In 1994 we got a tip that something funny was going on at the Presidio. The Sixth Army was leaving and turning perhaps the most valuable piece of urban real estate on Earth over to the National Park Service … in theory. In practice, we learned, some of the biggest corporations in town had come together with a different plan to create a privatized park and Rep. Nancy Pelosi was carrying their water. Every detail of the Presidio privatization made the front page of the Guardian and still, the entire Democratic Party power structure (and much of the environmental movement) lined up behind Pelosi. Now we have a corporate park on public land, with that great pauper George Lucas winning a $60 million tax break to build a commercial office building in a national park.
And still, it continues.
Mayor Gavin Newsom, a rising star in the Democratic Party, who told us he’s no fan of privatization, demonstrated the opposite in one of his signature political campaigns this year: he tried (and is still trying) to turn over the city’s broadband infrastructure something that will be as important in this century as highways and bridges were in the last to a private company. That’s what the whole wi-fi deal (now on the ballot as Proposition J) is about; the city could easily and affordably create its own system to deliver cheap Internet access to every resident and business. Instead, Newsom wants the private sector to do the job.

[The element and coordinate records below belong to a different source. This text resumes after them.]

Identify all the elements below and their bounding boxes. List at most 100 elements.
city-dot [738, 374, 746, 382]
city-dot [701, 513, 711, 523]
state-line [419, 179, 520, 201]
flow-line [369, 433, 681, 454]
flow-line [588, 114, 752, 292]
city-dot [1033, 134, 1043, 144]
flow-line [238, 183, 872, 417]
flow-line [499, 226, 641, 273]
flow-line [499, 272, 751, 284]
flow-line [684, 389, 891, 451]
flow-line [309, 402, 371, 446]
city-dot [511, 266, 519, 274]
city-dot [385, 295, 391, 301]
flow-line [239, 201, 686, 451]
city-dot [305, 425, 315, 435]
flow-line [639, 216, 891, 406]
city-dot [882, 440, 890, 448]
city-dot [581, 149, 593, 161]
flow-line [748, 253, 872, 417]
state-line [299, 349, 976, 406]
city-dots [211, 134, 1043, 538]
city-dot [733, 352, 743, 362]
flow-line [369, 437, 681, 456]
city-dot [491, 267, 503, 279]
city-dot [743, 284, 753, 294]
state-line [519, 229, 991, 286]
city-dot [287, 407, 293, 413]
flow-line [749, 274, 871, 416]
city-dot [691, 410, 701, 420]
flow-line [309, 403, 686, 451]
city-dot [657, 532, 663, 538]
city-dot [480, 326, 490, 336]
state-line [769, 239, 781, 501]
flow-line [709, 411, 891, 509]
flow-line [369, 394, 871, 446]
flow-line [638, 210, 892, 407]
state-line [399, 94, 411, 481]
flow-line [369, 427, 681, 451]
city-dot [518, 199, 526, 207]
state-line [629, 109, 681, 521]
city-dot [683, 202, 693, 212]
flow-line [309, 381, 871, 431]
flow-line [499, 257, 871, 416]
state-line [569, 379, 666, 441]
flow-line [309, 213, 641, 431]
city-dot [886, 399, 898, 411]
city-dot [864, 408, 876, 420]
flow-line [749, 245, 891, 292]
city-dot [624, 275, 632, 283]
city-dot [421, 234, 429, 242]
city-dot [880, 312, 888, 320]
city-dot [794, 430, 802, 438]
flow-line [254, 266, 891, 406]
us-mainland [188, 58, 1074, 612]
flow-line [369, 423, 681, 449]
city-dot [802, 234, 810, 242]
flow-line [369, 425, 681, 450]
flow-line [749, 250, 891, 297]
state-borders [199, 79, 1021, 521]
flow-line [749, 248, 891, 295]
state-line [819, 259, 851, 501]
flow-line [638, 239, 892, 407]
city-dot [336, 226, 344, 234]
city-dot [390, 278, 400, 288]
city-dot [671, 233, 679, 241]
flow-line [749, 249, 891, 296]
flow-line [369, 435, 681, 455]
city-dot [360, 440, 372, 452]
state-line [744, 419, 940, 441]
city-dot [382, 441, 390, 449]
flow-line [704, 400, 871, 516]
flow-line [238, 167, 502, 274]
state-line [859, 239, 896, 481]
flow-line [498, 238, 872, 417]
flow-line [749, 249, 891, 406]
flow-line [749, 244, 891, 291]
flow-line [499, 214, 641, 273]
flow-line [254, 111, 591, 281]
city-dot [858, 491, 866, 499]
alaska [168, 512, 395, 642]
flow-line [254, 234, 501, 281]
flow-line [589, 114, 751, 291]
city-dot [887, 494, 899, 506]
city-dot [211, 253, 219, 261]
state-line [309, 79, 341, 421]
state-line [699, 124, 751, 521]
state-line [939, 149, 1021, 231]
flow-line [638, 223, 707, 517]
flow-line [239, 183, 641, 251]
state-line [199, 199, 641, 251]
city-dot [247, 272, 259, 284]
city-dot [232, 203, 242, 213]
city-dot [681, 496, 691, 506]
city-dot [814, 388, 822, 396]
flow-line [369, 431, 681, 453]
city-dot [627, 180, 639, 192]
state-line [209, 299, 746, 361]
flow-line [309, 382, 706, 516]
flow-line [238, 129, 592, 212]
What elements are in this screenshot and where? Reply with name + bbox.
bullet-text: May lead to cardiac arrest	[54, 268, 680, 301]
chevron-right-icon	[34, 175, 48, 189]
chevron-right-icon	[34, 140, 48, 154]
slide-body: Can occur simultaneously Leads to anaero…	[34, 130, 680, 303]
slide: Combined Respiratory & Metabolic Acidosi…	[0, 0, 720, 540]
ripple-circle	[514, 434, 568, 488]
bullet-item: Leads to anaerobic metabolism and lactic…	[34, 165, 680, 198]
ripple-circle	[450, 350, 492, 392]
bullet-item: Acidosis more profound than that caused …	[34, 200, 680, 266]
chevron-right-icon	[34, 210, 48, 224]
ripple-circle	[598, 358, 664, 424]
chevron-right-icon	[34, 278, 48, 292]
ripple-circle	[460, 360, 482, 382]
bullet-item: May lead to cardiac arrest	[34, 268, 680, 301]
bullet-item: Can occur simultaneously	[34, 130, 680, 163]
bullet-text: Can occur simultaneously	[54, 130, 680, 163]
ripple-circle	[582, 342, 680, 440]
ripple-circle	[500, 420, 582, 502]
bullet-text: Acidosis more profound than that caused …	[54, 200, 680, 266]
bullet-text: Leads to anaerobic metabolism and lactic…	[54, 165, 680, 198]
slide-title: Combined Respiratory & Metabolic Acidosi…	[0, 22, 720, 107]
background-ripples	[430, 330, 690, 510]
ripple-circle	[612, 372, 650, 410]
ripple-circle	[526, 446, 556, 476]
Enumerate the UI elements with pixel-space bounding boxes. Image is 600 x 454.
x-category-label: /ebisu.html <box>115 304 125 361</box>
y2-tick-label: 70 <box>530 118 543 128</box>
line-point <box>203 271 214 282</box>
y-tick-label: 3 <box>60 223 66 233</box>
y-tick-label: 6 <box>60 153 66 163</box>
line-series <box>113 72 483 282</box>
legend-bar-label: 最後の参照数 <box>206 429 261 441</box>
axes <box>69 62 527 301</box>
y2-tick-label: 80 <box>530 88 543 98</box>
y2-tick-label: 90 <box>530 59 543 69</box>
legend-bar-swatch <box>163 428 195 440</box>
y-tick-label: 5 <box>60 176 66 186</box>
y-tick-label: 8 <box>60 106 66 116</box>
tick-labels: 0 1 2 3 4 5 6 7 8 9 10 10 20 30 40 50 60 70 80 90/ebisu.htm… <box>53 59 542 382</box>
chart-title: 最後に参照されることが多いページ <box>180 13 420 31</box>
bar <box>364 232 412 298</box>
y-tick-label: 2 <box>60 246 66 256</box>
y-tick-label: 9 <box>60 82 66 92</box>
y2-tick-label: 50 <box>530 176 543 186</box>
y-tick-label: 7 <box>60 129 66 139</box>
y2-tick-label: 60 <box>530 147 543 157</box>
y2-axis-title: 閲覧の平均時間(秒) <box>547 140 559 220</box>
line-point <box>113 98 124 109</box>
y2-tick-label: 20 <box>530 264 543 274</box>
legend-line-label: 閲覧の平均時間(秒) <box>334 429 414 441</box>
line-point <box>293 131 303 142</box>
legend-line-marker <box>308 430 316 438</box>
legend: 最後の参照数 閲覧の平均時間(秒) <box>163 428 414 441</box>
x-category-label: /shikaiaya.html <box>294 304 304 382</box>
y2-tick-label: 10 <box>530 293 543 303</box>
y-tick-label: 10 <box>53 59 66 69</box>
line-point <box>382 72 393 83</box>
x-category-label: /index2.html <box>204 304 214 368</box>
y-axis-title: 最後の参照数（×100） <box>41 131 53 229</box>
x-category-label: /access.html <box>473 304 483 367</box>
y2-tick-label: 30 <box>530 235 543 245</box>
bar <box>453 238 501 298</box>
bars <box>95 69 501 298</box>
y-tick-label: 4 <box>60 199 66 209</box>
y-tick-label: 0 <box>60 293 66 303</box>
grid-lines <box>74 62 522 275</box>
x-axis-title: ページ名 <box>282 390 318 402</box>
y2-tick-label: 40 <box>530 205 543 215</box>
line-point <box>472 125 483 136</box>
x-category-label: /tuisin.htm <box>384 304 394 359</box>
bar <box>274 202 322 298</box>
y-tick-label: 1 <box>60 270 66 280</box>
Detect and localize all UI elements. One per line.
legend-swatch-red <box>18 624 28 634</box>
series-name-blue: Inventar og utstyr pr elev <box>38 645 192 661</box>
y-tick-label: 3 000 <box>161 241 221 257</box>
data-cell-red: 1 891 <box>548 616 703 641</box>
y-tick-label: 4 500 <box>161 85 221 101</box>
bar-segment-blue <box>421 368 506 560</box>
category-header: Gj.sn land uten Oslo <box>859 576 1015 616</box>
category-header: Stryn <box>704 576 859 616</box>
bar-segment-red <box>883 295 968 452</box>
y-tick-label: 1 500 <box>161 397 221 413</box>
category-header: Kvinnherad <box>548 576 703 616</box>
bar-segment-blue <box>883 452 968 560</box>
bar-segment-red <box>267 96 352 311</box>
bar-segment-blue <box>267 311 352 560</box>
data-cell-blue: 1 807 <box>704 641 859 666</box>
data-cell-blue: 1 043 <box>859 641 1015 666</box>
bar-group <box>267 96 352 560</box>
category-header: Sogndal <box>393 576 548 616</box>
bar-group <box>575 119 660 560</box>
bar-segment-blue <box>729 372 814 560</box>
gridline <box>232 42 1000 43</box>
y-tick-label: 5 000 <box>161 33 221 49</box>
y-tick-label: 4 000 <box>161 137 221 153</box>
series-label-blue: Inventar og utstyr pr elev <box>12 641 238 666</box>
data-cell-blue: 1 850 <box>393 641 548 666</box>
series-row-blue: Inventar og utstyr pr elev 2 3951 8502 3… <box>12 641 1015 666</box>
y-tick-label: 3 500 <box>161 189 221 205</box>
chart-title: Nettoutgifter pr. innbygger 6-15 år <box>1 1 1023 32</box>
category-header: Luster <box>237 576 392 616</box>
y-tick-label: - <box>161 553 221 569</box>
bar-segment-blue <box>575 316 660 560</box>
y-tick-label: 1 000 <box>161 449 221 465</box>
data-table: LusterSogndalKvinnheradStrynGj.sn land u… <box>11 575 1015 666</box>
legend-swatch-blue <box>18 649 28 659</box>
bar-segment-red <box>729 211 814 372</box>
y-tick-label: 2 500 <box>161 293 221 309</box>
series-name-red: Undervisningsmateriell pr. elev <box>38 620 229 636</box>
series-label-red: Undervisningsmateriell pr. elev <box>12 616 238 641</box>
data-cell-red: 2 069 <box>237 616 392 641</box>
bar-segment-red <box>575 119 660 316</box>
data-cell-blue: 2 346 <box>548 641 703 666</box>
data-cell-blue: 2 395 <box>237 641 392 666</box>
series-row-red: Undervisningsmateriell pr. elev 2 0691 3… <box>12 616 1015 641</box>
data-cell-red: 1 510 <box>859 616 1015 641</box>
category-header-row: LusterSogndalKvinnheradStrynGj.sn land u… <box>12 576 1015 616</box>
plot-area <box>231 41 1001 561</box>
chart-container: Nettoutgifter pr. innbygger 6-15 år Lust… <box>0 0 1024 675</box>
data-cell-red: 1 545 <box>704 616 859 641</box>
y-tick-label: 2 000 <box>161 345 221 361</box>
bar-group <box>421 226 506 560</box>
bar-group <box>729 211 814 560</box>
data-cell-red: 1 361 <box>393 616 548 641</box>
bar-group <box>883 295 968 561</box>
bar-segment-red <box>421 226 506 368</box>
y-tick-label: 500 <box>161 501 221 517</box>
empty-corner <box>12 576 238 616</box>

The Department of Public Health is running public money through a private foundation in a truly shady deal. The mayor’s Connect programs operate as public-private partnerships. Newsom wants to privatize the city’s golf courses, and maybe Camp Mather. He’s prepared to give one of the worst corporations in the country Clear Channel Communications the right to build and sell ads on bus shelters (and nobody has ever explained to us why the city can’t do that job and keep all the revenue). Housing policy? That depends entirely on what the private sector wants and when we challenged Newsom on that in a recent interview, he snidely proclaimed that the city simply has to follow the lead of the developers because "we don’t live in a socialist society."
This is not how the city of San Francisco ought to be behaving. Because when you give public land, public services, public institutions, and public planning initiatives to the private sector, you get high prices, backroom deals, secrecy, corruption and a community that’s given up on the notion of government as part of the solution, not just part of the problem.
You start acting like the people who have been running Washington DC since 1980 instead of promoting a city policy and culture that ought to be a loud, visible, proud, and shining example of a different kind of America.